I was excited when I saw YA thriller as that's something I'm looking for right now. However, right after that my thought was--agh!--this is a really long query. Keep in mind that the purpose of the query is to inform the agent of the basic info about your project--genre, word count, target audience--so we know if it's something we could represent; and then to share a BRIEF pitch or description of the project so we know generally what the story's about and what the main conflict is going to be. This isn't the place for a lengthy plot description. Your goal with the query letter and your pitch/description is just to pique the agent's interest and make them want to read your sample pages. Keep the description to one (best) or two short paragraphs. In this case I read the first paragraph of description but skipped the lengthy second one and went straight to the sample pages. it's all about the writing and that's what agent's want to get to as long as the description sounds generally appealing.

For the sample pages, I was a bit turned off by all the mentions of the MC's parents in the beginning. Keep the focus on the MC--he's who readers need to connect to in these crucial first pages. My favorite part was the last lines of the sample where he says his morning routine is dad giving him two little pills, except for today he's not there. That's really interesting! I would start your first chapter there and turn it into a great live scene.

Anonymous said...

As a sixteen year old reader, I stumbled across the link to this contest. And from what I've read, this is just my kind of book! :)

Suzanne Warr said...

I love the voice and premise--gives me delightful shivers and really builds sympathy for this poor kid! I do think both the query and the first pages could be trimmed down, especially the query. Your first line is great, but the next bit feels like it's holding back and goes on too long. As for the first pages, I'd rather have the info woven in as he lives than piled up front. Show him gathering himself--his nerves, mental prep, like before a dive--just briefly, then show the shock of Dad not there, and the sinister briefcase and missing two pills. You're nearly there--it just needs a little massage!

Anonymous said...

I can't wait to read the rest. Someone get this girl a contract!

Unknown said...

Great, taut writing. Your sentences are lyrical, your pacing established. You've also captured that mix of confidence and questioning inherent in adolescence, and of course magnified in this scenario.
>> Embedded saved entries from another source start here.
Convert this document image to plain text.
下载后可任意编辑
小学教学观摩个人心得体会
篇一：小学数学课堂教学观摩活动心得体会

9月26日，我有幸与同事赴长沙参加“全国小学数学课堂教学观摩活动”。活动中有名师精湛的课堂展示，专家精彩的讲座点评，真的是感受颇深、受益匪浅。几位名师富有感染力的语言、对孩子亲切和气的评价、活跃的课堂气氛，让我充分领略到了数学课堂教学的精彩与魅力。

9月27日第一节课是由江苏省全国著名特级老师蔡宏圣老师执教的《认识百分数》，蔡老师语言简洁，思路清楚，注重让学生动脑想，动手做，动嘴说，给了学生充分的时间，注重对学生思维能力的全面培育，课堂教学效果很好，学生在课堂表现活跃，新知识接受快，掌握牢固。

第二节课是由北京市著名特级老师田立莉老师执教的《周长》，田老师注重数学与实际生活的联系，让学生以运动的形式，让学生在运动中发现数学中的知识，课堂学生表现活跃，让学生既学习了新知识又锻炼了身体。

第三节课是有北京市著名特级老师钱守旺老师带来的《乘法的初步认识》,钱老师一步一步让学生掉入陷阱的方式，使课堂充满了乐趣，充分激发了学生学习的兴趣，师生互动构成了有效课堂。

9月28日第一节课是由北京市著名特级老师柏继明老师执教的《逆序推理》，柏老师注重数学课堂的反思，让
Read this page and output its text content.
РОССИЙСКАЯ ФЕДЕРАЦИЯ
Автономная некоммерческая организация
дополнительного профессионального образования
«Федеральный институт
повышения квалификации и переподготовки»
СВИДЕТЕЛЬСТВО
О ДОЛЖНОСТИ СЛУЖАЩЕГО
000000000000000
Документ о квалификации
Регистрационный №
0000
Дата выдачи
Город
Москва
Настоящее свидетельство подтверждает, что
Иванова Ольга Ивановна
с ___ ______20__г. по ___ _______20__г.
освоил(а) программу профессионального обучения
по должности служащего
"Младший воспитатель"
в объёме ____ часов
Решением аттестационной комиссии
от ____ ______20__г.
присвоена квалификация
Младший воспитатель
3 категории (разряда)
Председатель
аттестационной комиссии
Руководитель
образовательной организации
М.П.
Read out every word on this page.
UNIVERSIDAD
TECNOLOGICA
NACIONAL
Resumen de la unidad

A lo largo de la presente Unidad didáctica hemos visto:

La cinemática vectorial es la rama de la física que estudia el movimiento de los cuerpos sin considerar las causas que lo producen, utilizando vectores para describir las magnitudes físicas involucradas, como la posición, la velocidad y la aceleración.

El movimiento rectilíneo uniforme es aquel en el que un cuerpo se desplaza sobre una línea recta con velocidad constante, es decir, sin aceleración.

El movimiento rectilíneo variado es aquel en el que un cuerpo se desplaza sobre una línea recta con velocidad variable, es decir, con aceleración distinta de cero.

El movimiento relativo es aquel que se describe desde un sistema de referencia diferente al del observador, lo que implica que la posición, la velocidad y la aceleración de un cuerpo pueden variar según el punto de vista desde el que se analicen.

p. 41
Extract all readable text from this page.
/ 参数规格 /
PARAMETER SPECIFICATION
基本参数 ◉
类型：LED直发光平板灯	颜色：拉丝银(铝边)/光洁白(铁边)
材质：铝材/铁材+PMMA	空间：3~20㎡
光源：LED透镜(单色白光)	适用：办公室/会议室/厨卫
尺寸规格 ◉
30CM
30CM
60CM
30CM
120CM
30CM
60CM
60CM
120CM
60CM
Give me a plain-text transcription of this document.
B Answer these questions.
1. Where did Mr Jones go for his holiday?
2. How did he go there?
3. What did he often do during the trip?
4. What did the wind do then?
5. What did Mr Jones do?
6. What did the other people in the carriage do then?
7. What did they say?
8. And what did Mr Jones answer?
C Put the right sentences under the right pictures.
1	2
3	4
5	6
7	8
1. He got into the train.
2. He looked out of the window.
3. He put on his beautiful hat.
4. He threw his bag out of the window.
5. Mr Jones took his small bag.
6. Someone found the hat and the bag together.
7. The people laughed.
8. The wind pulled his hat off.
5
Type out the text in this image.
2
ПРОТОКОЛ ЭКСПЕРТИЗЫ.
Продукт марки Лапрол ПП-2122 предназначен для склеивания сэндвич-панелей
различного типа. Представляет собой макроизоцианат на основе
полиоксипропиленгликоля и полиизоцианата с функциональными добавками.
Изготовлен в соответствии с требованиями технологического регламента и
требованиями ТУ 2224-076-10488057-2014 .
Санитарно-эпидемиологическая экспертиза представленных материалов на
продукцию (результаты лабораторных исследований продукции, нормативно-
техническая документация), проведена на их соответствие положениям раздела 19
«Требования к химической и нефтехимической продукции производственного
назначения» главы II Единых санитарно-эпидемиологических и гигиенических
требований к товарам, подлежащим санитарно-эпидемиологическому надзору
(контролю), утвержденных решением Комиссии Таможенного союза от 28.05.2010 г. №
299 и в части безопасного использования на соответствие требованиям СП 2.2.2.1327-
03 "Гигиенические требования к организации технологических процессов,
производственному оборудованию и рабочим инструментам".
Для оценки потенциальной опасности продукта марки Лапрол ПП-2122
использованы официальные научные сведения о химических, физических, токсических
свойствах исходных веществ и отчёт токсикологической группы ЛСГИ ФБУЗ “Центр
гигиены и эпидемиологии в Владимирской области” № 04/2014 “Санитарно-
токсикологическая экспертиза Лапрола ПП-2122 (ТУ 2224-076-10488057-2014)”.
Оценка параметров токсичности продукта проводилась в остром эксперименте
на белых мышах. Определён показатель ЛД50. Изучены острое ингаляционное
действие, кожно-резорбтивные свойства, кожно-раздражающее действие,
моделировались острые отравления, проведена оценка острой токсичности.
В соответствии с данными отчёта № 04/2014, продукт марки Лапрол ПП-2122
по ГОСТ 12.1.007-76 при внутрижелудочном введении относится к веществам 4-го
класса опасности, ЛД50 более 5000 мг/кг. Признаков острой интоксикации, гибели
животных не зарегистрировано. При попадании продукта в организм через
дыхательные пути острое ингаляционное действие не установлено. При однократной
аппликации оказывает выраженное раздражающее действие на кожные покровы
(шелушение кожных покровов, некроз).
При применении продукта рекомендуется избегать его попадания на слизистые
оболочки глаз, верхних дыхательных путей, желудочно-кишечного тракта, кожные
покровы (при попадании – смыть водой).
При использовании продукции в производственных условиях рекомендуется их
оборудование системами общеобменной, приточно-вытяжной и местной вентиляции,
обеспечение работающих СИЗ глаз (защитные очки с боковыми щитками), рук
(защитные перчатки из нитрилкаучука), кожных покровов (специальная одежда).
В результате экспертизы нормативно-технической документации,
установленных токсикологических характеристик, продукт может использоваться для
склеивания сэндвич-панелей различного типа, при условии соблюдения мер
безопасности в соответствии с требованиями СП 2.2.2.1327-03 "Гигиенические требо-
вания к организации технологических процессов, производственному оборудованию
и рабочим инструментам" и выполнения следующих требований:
I am intrigued by the premise and the potential mine you can find in the intersection of broader YA themes of alienation, isolation, and finding one's moral compass.
One of the axioms of filmmaking is "show, don't tell" and I think you have that opportunity here--characterizing the father with details like the pills and briefcase rather than overt exposition. It seems like this novel could be rich in setting as well, which will aid in portraying both the father's constructed world and the son's burgeoning world.